How Much Should Feelings Affect Your Faith?

by R LorenSandford

We live in a time when most people in our culture don’t think. Instead, they “feel” and they believe that what they feel is truth. Most of what we see on television (both news and entertainment) and read in magazines, blogs and books is crafted to generate an emotional response, and in feeling it, to accept the feeling as truth. Critical thinking – objectively identifying what is right and differentiating that from mere visceral emotional responses – is simply bypassed. This affects moral judgments, leaving us susceptible to moral compromise when such compromise feels right to us as a result of the constant conditioning we experience, or when it promises some kind of reward.

This idolatry of emotions renders us vulnerable to believing any lie we’re told, as long as the liar can make us feel something, be it excitement, anger, outrage, self-importance or even love. In the political world, for instance, the party that can best inspire emotion in the electorate prevails, regardless of the logic of the issues, or lack of it. In the church, morals and standards of righteousness have fallen into a wholesale state of deterioration because the idolatry of feelings tells us that what feels right is right, regardless of the clear teaching of God’s Word.

The surrounding culture exerts relentless pressure, reaching into and subtly conditioning our doctrines, practices and sense of righteousness when the opposite should be true. We should be influencing the culture as a leaven of the Kingdom of God. The result of this cultural influence and its idolization of feelings has been the inevitable shipwreck of so many lives and ministries that we now have diminished moral credibility in the eyes of the world we seek to impact. The culture tells us there are no moral absolutes and that whatever you choose to believe is your own truth if it “works for you”. Thus too much of the Christian world has adopted a standard based, not on an eternal plumbline, but on our own shifting moods and feelings.

In a recent discussion regarding a significant cultural shift now underway that flies in the face of a clear biblical moral prohibition, someone asked my son and co-pastor, “Why can’t we just go with the culture?” He gave a brilliant reply: “That was what got six million Jews exterminated in World War II.” In the absence of the absolute law of God embedded in Scripture, what the mass of people felt when the media of the day manipulated their emotions came to be accepted as truth. When societies divorce themselves from the standard of God’s Word, destruction inevitably follows.

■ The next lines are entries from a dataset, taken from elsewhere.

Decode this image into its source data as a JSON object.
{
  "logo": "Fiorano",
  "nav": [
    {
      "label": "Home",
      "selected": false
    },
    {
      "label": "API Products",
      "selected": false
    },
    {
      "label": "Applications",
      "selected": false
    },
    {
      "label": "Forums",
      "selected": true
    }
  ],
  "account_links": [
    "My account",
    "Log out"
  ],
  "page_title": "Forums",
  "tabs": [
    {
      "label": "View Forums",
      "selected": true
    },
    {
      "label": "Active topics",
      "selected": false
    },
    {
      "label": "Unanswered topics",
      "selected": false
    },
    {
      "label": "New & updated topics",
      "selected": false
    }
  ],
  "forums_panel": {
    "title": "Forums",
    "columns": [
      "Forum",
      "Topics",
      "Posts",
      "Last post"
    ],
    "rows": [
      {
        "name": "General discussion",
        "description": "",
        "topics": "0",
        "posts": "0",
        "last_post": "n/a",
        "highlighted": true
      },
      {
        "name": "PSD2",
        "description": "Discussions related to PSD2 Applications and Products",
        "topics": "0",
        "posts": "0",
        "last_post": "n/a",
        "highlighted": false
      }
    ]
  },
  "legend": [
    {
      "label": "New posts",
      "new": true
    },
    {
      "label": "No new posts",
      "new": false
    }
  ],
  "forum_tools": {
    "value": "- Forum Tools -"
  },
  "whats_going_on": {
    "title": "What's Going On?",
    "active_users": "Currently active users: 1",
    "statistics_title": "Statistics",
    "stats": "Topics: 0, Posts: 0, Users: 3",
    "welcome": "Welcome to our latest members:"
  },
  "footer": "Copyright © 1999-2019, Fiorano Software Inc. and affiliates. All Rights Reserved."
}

Godly reasoning identifies the right and calls on feelings to follow after. Feelings are a good thing, a gift of God, but only when brought under the discipline of God’s eternal Word, every line of which is God-breathed love designed to ensure that we live well and avoid unnecessary suffering.

The prophet cried, “The heart is more deceitful than all else And is desperately sick; Who can understand it?” (Jeremiah 17:9, NASB). How then should we function? The apostle Paul knew the truth: “For who has known the mind of the Lord, that he will instruct Him? But we have the mind of Christ” (Corinthians 2:16, NASB).

I would suggest that God gave us emotions to enjoy and to alert us to pleasures, dangers and the condition of our inner man, but not for the purpose of making decisions. For decision-making He gave us the capacity to reason in order that we might objectively identify the right thing to do on the basis of God’s Word and then discipline the heart to follow after. Under discipline, the heart follows the direction set by a redeemed mind. Left to themselves, emotions generate delusion. Will we think with our feelings or with a Holy Spirit-inspired capacity to reason?

In short, in these crucial days God calls us to reject the emotional idolatry of the culture around us, return to the plumbline of the Scriptures, to an accurate understanding of them, and to see in them the imprint of the Father’s heart, His love and His blessing. “’Come now, and let us reason together,’ says the Lord” (Isaiah 1:18).

This is not the spirit of religion, nor is this legalism. Revealed in every line of Scripture are the selflessness of the cross, the love of the Father and the way to live well, in wholeness and in peace. It is the gift of grace by the Holy Spirit and it works. Let us be the light shining in the darkness that Jesus calls us to be. Let us be a people who gather in and heal those damaged by the delusions of the world. Let’s enjoy our emotions and treasure what they bring us, but, unlike the culture around us, let us not make decisions by them to the detriment of our lives and our faith.